Connections to Other Concepts

grpo.md -- GRPO is the RL algorithm most commonly paired with RLVR, as its group-relative advantages naturally handle binary verifiable rewards.
rlhf-pipeline.md -- RLVR replaces Stages 2 and 3 (reward model + PPO) with a simpler pipeline using verifiable rewards.
reward-modeling-for-llms.md -- RLVR eliminates the need for learned reward models entirely in domains with verifiable outcomes, avoiding Goodhart's Law.
ppo-for-language-models.md -- PPO can be used with verifiable rewards instead of learned rewards, though GRPO is more common in practice.
rlaif-and-constitutional-ai.md -- Both RLAIF and RLVR reduce dependence on human annotators, but through fundamentally different mechanisms: AI judgment vs. objective verification.

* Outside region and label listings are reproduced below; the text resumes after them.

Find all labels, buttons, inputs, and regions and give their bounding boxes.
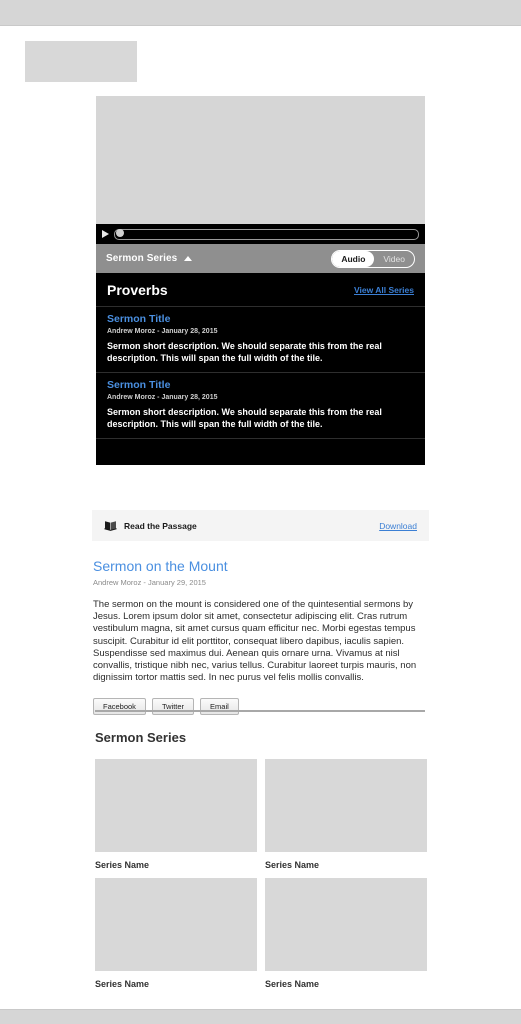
page-root: Sermon Series Audio Video Proverbs View … [0,0,521,1024]
player-controls-bar [96,224,425,244]
series-tile[interactable]: Series Name [95,759,257,870]
play-icon[interactable] [102,230,109,238]
series-selector-toggle[interactable]: Sermon Series [106,253,193,264]
chevron-up-icon[interactable] [184,256,193,261]
series-panel: Proverbs View All Series Sermon Title An… [96,273,425,465]
document-canvas: Sermon Series Audio Video Proverbs View … [0,25,521,1010]
series-thumbnail-placeholder[interactable] [95,878,257,971]
share-facebook-button[interactable]: Facebook [93,698,146,716]
logo-placeholder[interactable] [25,41,137,82]
share-buttons: Facebook Twitter Email [93,698,428,716]
series-tile[interactable]: Series Name [265,878,427,989]
playback-scrubber[interactable] [114,228,419,240]
series-selector-label: Sermon Series [106,253,178,264]
toggle-option-audio[interactable]: Audio [332,250,375,267]
view-all-series-link[interactable]: View All Series [354,285,414,295]
sermon-list-item[interactable]: Sermon Title Andrew Moroz - January 28, … [96,372,425,438]
card-footer-bar: Read the Passage Download [92,510,429,541]
audio-video-toggle[interactable]: Audio Video [331,249,415,268]
series-tile-label: Series Name [265,979,320,989]
section-divider [95,710,425,712]
series-panel-header: Proverbs View All Series [96,273,425,306]
series-thumbnail-placeholder[interactable] [265,759,427,852]
read-passage-label: Read the Passage [124,520,197,531]
browser-chrome-bar [0,0,521,25]
sermon-meta: Andrew Moroz - January 28, 2015 [107,394,218,401]
sermon-meta: Andrew Moroz - January 28, 2015 [107,328,218,335]
article-byline: Andrew Moroz - January 29, 2015 [93,578,206,587]
series-panel-title: Proverbs [107,281,168,298]
article-section: Sermon on the Mount Andrew Moroz - Janua… [93,557,428,716]
series-tile[interactable]: Series Name [95,878,257,989]
series-tile-label: Series Name [265,860,320,870]
sermon-title[interactable]: Sermon Title [107,379,414,392]
video-stage-placeholder[interactable] [96,96,425,224]
share-email-button[interactable]: Email [200,698,239,716]
toggle-option-video[interactable]: Video [374,251,414,267]
scrubber-handle[interactable] [116,229,124,237]
series-selector-bar: Sermon Series Audio Video [96,244,425,273]
series-tile[interactable]: Series Name [265,759,427,870]
series-thumbnail-placeholder[interactable] [95,759,257,852]
series-grid-section: Sermon Series Series Name Series Name Se… [95,730,427,997]
read-passage-action[interactable]: Read the Passage [104,520,197,531]
sermon-title[interactable]: Sermon Title [107,313,414,326]
series-tile-label: Series Name [95,860,150,870]
sermon-list-item[interactable]: Sermon Title Andrew Moroz - January 28, … [96,306,425,372]
sermon-description: Sermon short description. We should sepa… [107,407,382,429]
article-title[interactable]: Sermon on the Mount [93,557,428,575]
article-body: The sermon on the mount is considered on… [93,599,417,684]
series-grid-title: Sermon Series [95,730,187,745]
sermon-description: Sermon short description. We should sepa… [107,341,382,363]
share-twitter-button[interactable]: Twitter [151,698,195,716]
series-panel-filler [96,438,425,465]
series-grid: Series Name Series Name Series Name Seri… [95,759,427,997]
download-link[interactable]: Download [379,521,417,531]
book-icon [104,521,117,531]
series-tile-label: Series Name [95,979,150,989]
series-thumbnail-placeholder[interactable] [265,878,427,971]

06-advanced-methods/reward-shaping.md -- Verifiable rewards are the ultimate "correctly specified" reward, avoiding the reward misspecification problems that reward shaping attempts to mitigate.
06-advanced-methods/curiosity-driven-exploration.md -- The emergent reasoning behaviors in RLVR models resemble curiosity-driven exploration: the model discovers useful cognitive strategies not because they are directly rewarded but because they instrumentally improve correctness.